There are two reasons for this error to occur:
This error has occured due to a select query and update command accesses one table at the same time from two resources.
This can be avoided if we apply a with(nolock) on the select query provided.

It could be due to an index is being accessed by two resources as specified above. This issue can be resolved if we rebuild the indexes for the table. This feature is available in SQL Server 2005. The deadlock issue can be reduced by doing reduild of indexes.
It is not a network issue.

Deadlocks are when two commands try to access the resource, and SQL cannot handle the locks.  One process is chosen as the victim and terminated.  Usually one long-running  process hits another.

Understanding the problem is important first.  I wouldn't just apply a solution.  Nolocks allow dirty reads.  That's fine if the data stays static.  But if it doesn't, you might get inaccurate results.  Index rebuilding is a possible solution, but you need to know what is going on.

Go to the server and look in the Event Log under application to see if there is any more information.

Next by opening a SQL query window and running sp_who while the problem is happening.  Look for processes that have a LastBatch that is several days old.  
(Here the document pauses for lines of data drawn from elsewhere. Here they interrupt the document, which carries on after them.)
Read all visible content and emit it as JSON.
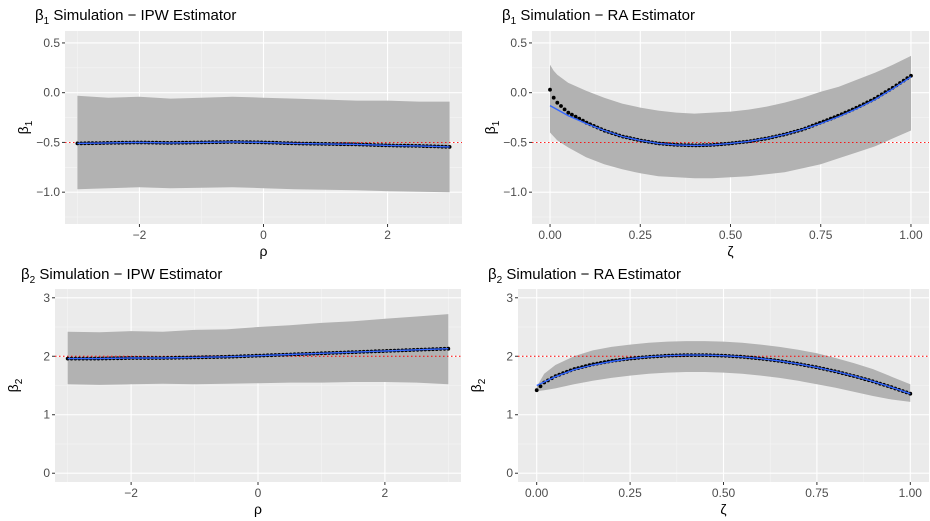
{
  "chart_data": [
    {
      "id": "p1",
      "type": "scatter",
      "title_sym": "β",
      "title_sub": "1",
      "title_rest": " Simulation − IPW Estimator",
      "xlabel": "ρ",
      "ylabel_sym": "β",
      "ylabel_sub": "1",
      "xlim": [
        -3.2,
        3.2
      ],
      "ylim": [
        -1.32,
        0.62
      ],
      "xticks": [
        -2,
        0,
        2
      ],
      "xtick_labels": [
        "−2",
        "0",
        "2"
      ],
      "yticks": [
        -1.0,
        -0.5,
        0.0,
        0.5
      ],
      "ytick_labels": [
        "−1.0",
        "−0.5",
        "0.0",
        "0.5"
      ],
      "grid": true,
      "reference_line": -0.5,
      "x": [
        -3,
        -2.5,
        -2,
        -1.5,
        -1,
        -0.5,
        0,
        0.5,
        1,
        1.5,
        2,
        2.5,
        3
      ],
      "estimate": [
        -0.51,
        -0.505,
        -0.5,
        -0.505,
        -0.5,
        -0.495,
        -0.5,
        -0.51,
        -0.515,
        -0.52,
        -0.53,
        -0.535,
        -0.545
      ],
      "band_lower": [
        -0.97,
        -0.96,
        -0.95,
        -0.96,
        -0.955,
        -0.95,
        -0.96,
        -0.97,
        -0.975,
        -0.98,
        -0.99,
        -0.995,
        -1.0
      ],
      "band_upper": [
        -0.03,
        -0.05,
        -0.04,
        -0.06,
        -0.05,
        -0.04,
        -0.05,
        -0.06,
        -0.07,
        -0.08,
        -0.08,
        -0.09,
        -0.09
      ]
    },
    {
      "id": "p2",
      "type": "scatter",
      "title_sym": "β",
      "title_sub": "1",
      "title_rest": " Simulation − RA Estimator",
      "xlabel": "ζ",
      "ylabel_sym": "β",
      "ylabel_sub": "1",
      "xlim": [
        -0.05,
        1.05
      ],
      "ylim": [
        -1.32,
        0.62
      ],
      "xticks": [
        0,
        0.25,
        0.5,
        0.75,
        1.0
      ],
      "xtick_labels": [
        "0.00",
        "0.25",
        "0.50",
        "0.75",
        "1.00"
      ],
      "yticks": [
        -1.0,
        -0.5,
        0.0,
        0.5
      ],
      "ytick_labels": [
        "−1.0",
        "−0.5",
        "0.0",
        "0.5"
      ],
      "grid": true,
      "reference_line": -0.5,
      "x": [
        0,
        0.01,
        0.02,
        0.05,
        0.1,
        0.15,
        0.2,
        0.25,
        0.3,
        0.35,
        0.4,
        0.45,
        0.5,
        0.55,
        0.6,
        0.65,
        0.7,
        0.75,
        0.8,
        0.85,
        0.9,
        0.95,
        1.0
      ],
      "estimate": [
        0.03,
        -0.05,
        -0.1,
        -0.2,
        -0.3,
        -0.38,
        -0.44,
        -0.48,
        -0.51,
        -0.525,
        -0.53,
        -0.525,
        -0.51,
        -0.49,
        -0.46,
        -0.42,
        -0.37,
        -0.3,
        -0.23,
        -0.15,
        -0.06,
        0.05,
        0.17
      ],
      "band_lower": [
        -0.4,
        -0.44,
        -0.48,
        -0.55,
        -0.65,
        -0.72,
        -0.77,
        -0.81,
        -0.84,
        -0.85,
        -0.86,
        -0.86,
        -0.85,
        -0.84,
        -0.82,
        -0.8,
        -0.76,
        -0.72,
        -0.66,
        -0.6,
        -0.54,
        -0.46,
        -0.38
      ],
      "band_upper": [
        0.28,
        0.22,
        0.18,
        0.1,
        0.02,
        -0.05,
        -0.11,
        -0.15,
        -0.18,
        -0.2,
        -0.21,
        -0.2,
        -0.19,
        -0.17,
        -0.14,
        -0.1,
        -0.05,
        0.01,
        0.06,
        0.13,
        0.2,
        0.28,
        0.37
      ],
      "fit": [
        -0.13,
        -0.15,
        -0.17,
        -0.23,
        -0.31,
        -0.38,
        -0.44,
        -0.48,
        -0.51,
        -0.525,
        -0.53,
        -0.525,
        -0.51,
        -0.49,
        -0.46,
        -0.42,
        -0.37,
        -0.31,
        -0.24,
        -0.16,
        -0.07,
        0.04,
        0.16
      ]
    },
    {
      "id": "p3",
      "type": "scatter",
      "title_sym": "β",
      "title_sub": "2",
      "title_rest": " Simulation − IPW Estimator",
      "xlabel": "ρ",
      "ylabel_sym": "β",
      "ylabel_sub": "2",
      "xlim": [
        -3.2,
        3.2
      ],
      "ylim": [
        -0.15,
        3.15
      ],
      "xticks": [
        -2,
        0,
        2
      ],
      "xtick_labels": [
        "−2",
        "0",
        "2"
      ],
      "yticks": [
        0,
        1,
        2,
        3
      ],
      "ytick_labels": [
        "0",
        "1",
        "2",
        "3"
      ],
      "grid": true,
      "reference_line": 2.0,
      "x": [
        -3,
        -2.5,
        -2,
        -1.5,
        -1,
        -0.5,
        0,
        0.5,
        1,
        1.5,
        2,
        2.5,
        3
      ],
      "estimate": [
        1.96,
        1.96,
        1.97,
        1.97,
        1.98,
        1.99,
        2.01,
        2.03,
        2.05,
        2.07,
        2.09,
        2.11,
        2.13
      ],
      "band_lower": [
        1.52,
        1.51,
        1.52,
        1.53,
        1.52,
        1.53,
        1.54,
        1.55,
        1.55,
        1.56,
        1.56,
        1.55,
        1.52
      ],
      "band_upper": [
        2.42,
        2.41,
        2.43,
        2.42,
        2.45,
        2.46,
        2.5,
        2.53,
        2.57,
        2.6,
        2.64,
        2.68,
        2.72
      ]
    },
    {
      "id": "p4",
      "type": "scatter",
      "title_sym": "β",
      "title_sub": "2",
      "title_rest": " Simulation − RA Estimator",
      "xlabel": "ζ",
      "ylabel_sym": "β",
      "ylabel_sub": "2",
      "xlim": [
        -0.05,
        1.05
      ],
      "ylim": [
        -0.15,
        3.15
      ],
      "xticks": [
        0,
        0.25,
        0.5,
        0.75,
        1.0
      ],
      "xtick_labels": [
        "0.00",
        "0.25",
        "0.50",
        "0.75",
        "1.00"
      ],
      "yticks": [
        0,
        1,
        2,
        3
      ],
      "ytick_labels": [
        "0",
        "1",
        "2",
        "3"
      ],
      "grid": true,
      "reference_line": 2.0,
      "x": [
        0,
        0.02,
        0.05,
        0.1,
        0.15,
        0.2,
        0.25,
        0.3,
        0.35,
        0.4,
        0.45,
        0.5,
        0.55,
        0.6,
        0.65,
        0.7,
        0.75,
        0.8,
        0.85,
        0.9,
        0.95,
        1.0
      ],
      "estimate": [
        1.42,
        1.55,
        1.66,
        1.78,
        1.86,
        1.92,
        1.96,
        1.99,
        2.01,
        2.02,
        2.02,
        2.01,
        1.99,
        1.96,
        1.92,
        1.87,
        1.81,
        1.74,
        1.66,
        1.57,
        1.47,
        1.36
      ],
      "band_lower": [
        1.4,
        1.42,
        1.45,
        1.52,
        1.58,
        1.63,
        1.67,
        1.7,
        1.72,
        1.73,
        1.73,
        1.72,
        1.7,
        1.67,
        1.63,
        1.58,
        1.52,
        1.46,
        1.39,
        1.32,
        1.26,
        1.22
      ],
      "band_upper": [
        1.48,
        1.7,
        1.85,
        2.0,
        2.1,
        2.16,
        2.2,
        2.23,
        2.25,
        2.26,
        2.26,
        2.25,
        2.23,
        2.2,
        2.16,
        2.11,
        2.05,
        1.97,
        1.88,
        1.78,
        1.65,
        1.52
      ],
      "fit": [
        1.5,
        1.56,
        1.65,
        1.77,
        1.85,
        1.91,
        1.96,
        1.99,
        2.01,
        2.02,
        2.02,
        2.01,
        1.99,
        1.96,
        1.92,
        1.87,
        1.81,
        1.74,
        1.66,
        1.57,
        1.47,
        1.36
      ]
    }
  ],
  "colors": {
    "panel_bg": "#ebebeb",
    "grid_major": "#ffffff",
    "grid_minor": "#f5f5f5",
    "band": "#b2b2b2",
    "points": "#000000",
    "fit_line": "#3366ff",
    "reference_line": "#ff0000",
    "tick_text": "#4d4d4d"
  }
}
Next run sp_lock.  Lock for cases where you see lots of locks for the same object_id.  You can get the object name by running select db_id (dbid), then going to that database, and running select object_name (objid) from the object window.  That is a contested resource.

There are many approaches.  Update statistics <table name> just to make sure the index stats are fresh.
You can check index fragmentation to see if there is high indexes fragmentation and then use alter index  reorganize to defrag it.

This should hopefully give a start.


Thank you for your solution.  The problem is sporatic so looking while the problem is happening is difficult.  It did help that you specified this is not a network issue.  I returned to our software vendor and their additional research showed some areas we need to focus on to pinpoint the cause of this issue.  Fragmentation is one possibility, but the data in this specific database is only one days work of activity.  At the end of each day the data gets passed off to another database, which should cause this database to clear and reduce in size, but instead this database is the same size as the one that retains a weeks worth of data.  Thus, we believe the issue lies in how the database releases the data, or actually is not releasing the data.